The seven-turbine Beinn Mhor scheme in Glen Affric, which attracted more than 1,200 objections, will now go to a Scottish Government reporter for a final ruling.
Developer wpd Scotland has successfully argued that Highland Council had not made a determination within an agreed timeframe.
The move to resolve the proposal more quickly came after a scheduled site visit by councillors from the south planning applications committee (Spac) this week was cancelled for a second time because of bad weather.
The application has now been subject to a total of six delays and the developer said it was vital for it to press on to secure planning permission in time to allow a connection date before April 2017, to take advantage of an enhanced subsidy.
Kyla Donaldson, the company’s Scottish project manager, said: “It has always been wpd’s preference for Highland Council to determine this application and we were disappointed that the committee was unable to make its most recent visit to the site and come to its decision.
“Our appeal for non-determination of the application at this stage is based on the very tight timescales we have for connecting the wind turbines to the electricity grid.
“The Beinn Mhor wind farm is one of the few projects in Scotland with a connection date before April 2017.”
A council spokeswoman said the proposed wind farm was classed as a major development, giving the authority four months to process the application.
She added: “The application was made valid on 1 May 2014 and, under normal circumstances, we would have until 31 August to come to a decision.
“However, in this case the council offered to enter into a processing agreement, which can be used to mutually agree a realistic timescale in which to determine a complex case such as this.
“The effect of this was to extend the time for determination of the application to 24 November 2014.”
But on 18 November, councillors decided that a site visit would be required. The spokeswoman said: “The site visit set in January had to be cancelled due to bad weather. The rearranged site visit also had to be cancelled on account of bad weather.”
As a result, the developer lodged an appeal against non-determination of the application and was successful in getting it referred to the Scottish Government, which will take several weeks to reach a decision.
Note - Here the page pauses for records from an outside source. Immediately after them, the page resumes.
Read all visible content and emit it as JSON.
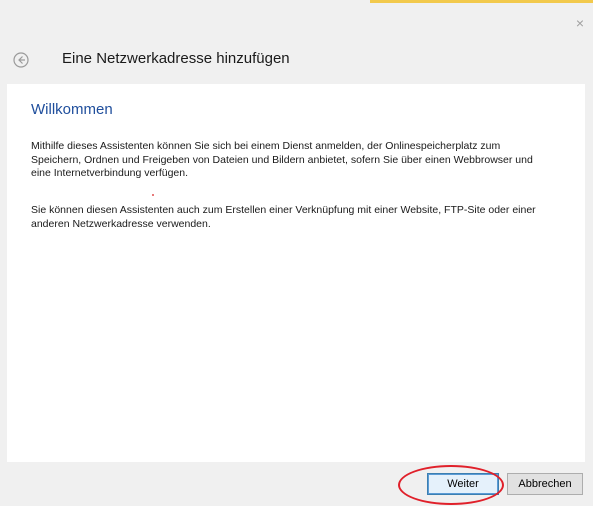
{
  "window": {
    "close_label": "×"
  },
  "header": {
    "back_icon": "back-arrow-icon",
    "title": "Eine Netzwerkadresse hinzufügen"
  },
  "main": {
    "heading": "Willkommen",
    "paragraph1": "Mithilfe dieses Assistenten können Sie sich bei einem Dienst anmelden, der Onlinespeicherplatz zum Speichern, Ordnen und Freigeben von Dateien und Bildern anbietet, sofern Sie über einen Webbrowser und eine Internetverbindung verfügen.",
    "paragraph2": "Sie können diesen Assistenten auch zum Erstellen einer Verknüpfung mit einer Website, FTP-Site oder einer anderen Netzwerkadresse verwenden."
  },
  "footer": {
    "next_label": "Weiter",
    "cancel_label": "Abbrechen"
  },
  "colors": {
    "heading": "#1f4e9c",
    "annotation": "#e0202a",
    "accent": "#f2c94c"
  }
}
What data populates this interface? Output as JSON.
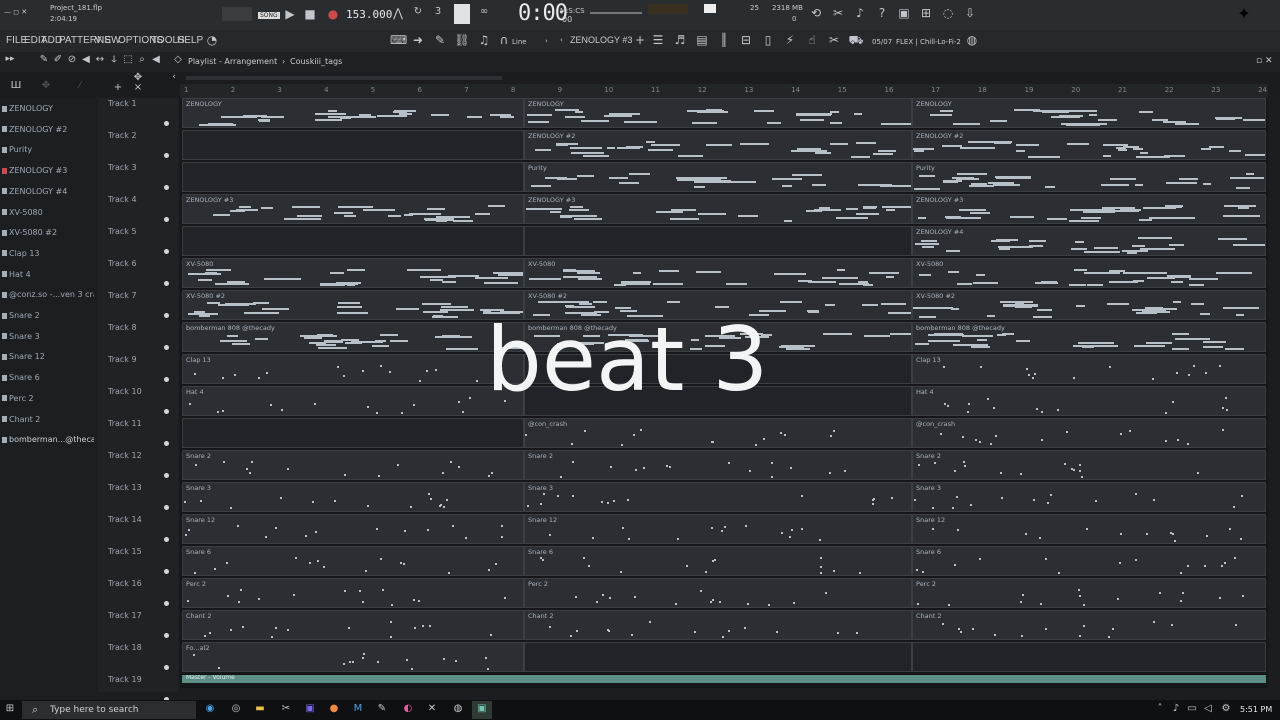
{
  "window": {
    "project_file": "Project_181.flp",
    "elapsed": "2:04:19",
    "bpm": "153.000",
    "song_mode_label": "SONG",
    "time_display": "0:00",
    "time_display_sub": "00",
    "time_unit": "M:S:CS",
    "memory": "2318 MB",
    "cpu_count": "25",
    "voices": "0"
  },
  "menu": {
    "items": [
      "FILE",
      "EDIT",
      "ADD",
      "PATTERNS",
      "VIEW",
      "OPTIONS",
      "TOOLS",
      "HELP"
    ],
    "current_pattern": "ZENOLOGY #3",
    "snap_mode": "Line",
    "news_count": "05/07",
    "news_text": "FLEX | Chill-Lo-Fi-2"
  },
  "playlist": {
    "breadcrumb_root": "Playlist - Arrangement",
    "breadcrumb_sep": "›",
    "breadcrumb_pattern": "Couskiii_tags"
  },
  "channels": [
    {
      "label": "ZENOLOGY",
      "red": false
    },
    {
      "label": "ZENOLOGY #2",
      "red": false
    },
    {
      "label": "Purity",
      "red": false
    },
    {
      "label": "ZENOLOGY #3",
      "red": true
    },
    {
      "label": "ZENOLOGY #4",
      "red": false
    },
    {
      "label": "XV-5080",
      "red": false
    },
    {
      "label": "XV-5080 #2",
      "red": false
    },
    {
      "label": "Clap 13",
      "red": false
    },
    {
      "label": "Hat 4",
      "red": false
    },
    {
      "label": "@conz.so -...ven 3 crash",
      "red": false
    },
    {
      "label": "Snare 2",
      "red": false
    },
    {
      "label": "Snare 3",
      "red": false
    },
    {
      "label": "Snare 12",
      "red": false
    },
    {
      "label": "Snare 6",
      "red": false
    },
    {
      "label": "Perc 2",
      "red": false
    },
    {
      "label": "Chant 2",
      "red": false
    },
    {
      "label": "bomberman...@thecady",
      "red": false
    }
  ],
  "tracks": [
    "Track 1",
    "Track 2",
    "Track 3",
    "Track 4",
    "Track 5",
    "Track 6",
    "Track 7",
    "Track 8",
    "Track 9",
    "Track 10",
    "Track 11",
    "Track 12",
    "Track 13",
    "Track 14",
    "Track 15",
    "Track 16",
    "Track 17",
    "Track 18",
    "Track 19"
  ],
  "ruler_bars": [
    "1",
    "2",
    "3",
    "4",
    "5",
    "6",
    "7",
    "8",
    "9",
    "10",
    "11",
    "12",
    "13",
    "14",
    "15",
    "16",
    "17",
    "18",
    "19",
    "20",
    "21",
    "22",
    "23",
    "24"
  ],
  "clip_rows": [
    [
      "ZENOLOGY",
      "ZENOLOGY",
      "ZENOLOGY"
    ],
    [
      "",
      "ZENOLOGY #2",
      "ZENOLOGY #2"
    ],
    [
      "",
      "Purity",
      "Purity"
    ],
    [
      "ZENOLOGY #3",
      "ZENOLOGY #3",
      "ZENOLOGY #3"
    ],
    [
      "",
      "",
      "ZENOLOGY #4"
    ],
    [
      "XV-5080",
      "XV-5080",
      "XV-5080"
    ],
    [
      "XV-5080 #2",
      "XV-5080 #2",
      "XV-5080 #2"
    ],
    [
      "bomberman 808 @thecady",
      "bomberman 808 @thecady",
      "bomberman 808 @thecady"
    ],
    [
      "Clap 13",
      "",
      "Clap 13"
    ],
    [
      "Hat 4",
      "",
      "Hat 4"
    ],
    [
      "",
      "@con_crash",
      "@con_crash"
    ],
    [
      "Snare 2",
      "Snare 2",
      "Snare 2"
    ],
    [
      "Snare 3",
      "Snare 3",
      "Snare 3"
    ],
    [
      "Snare 12",
      "Snare 12",
      "Snare 12"
    ],
    [
      "Snare 6",
      "Snare 6",
      "Snare 6"
    ],
    [
      "Perc 2",
      "Perc 2",
      "Perc 2"
    ],
    [
      "Chant 2",
      "Chant 2",
      "Chant 2"
    ],
    [
      "Fo...al2",
      "",
      ""
    ]
  ],
  "master_volume_label": "Master - Volume",
  "overlay_text": "beat 3",
  "taskbar": {
    "search_placeholder": "Type here to search",
    "clock": "5:51 PM"
  },
  "colors": {
    "accent_teal": "#5d8e86",
    "record_red": "#d04848",
    "background": "#15171a"
  }
}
The wind farm has met with fierce opposition, including from the Mountaineering Council of Scotland (MCofS) which claimed the turbines, standing at nearly 392ft, would destroy the scenic Glen Affric.
MCofS chief officer David Gibson said: “This site cannot support a wind energy development of the scale proposed without causing an unacceptable and intrusive impact on the important and iconic landscape, with consequent impacts on tourism.
“The area has high scenic value which is of international repute and popular with a wide range of visitors, not just mountaineers.
“If consented, the development could turn a landscape which is outstanding into something which is plain ordinary.”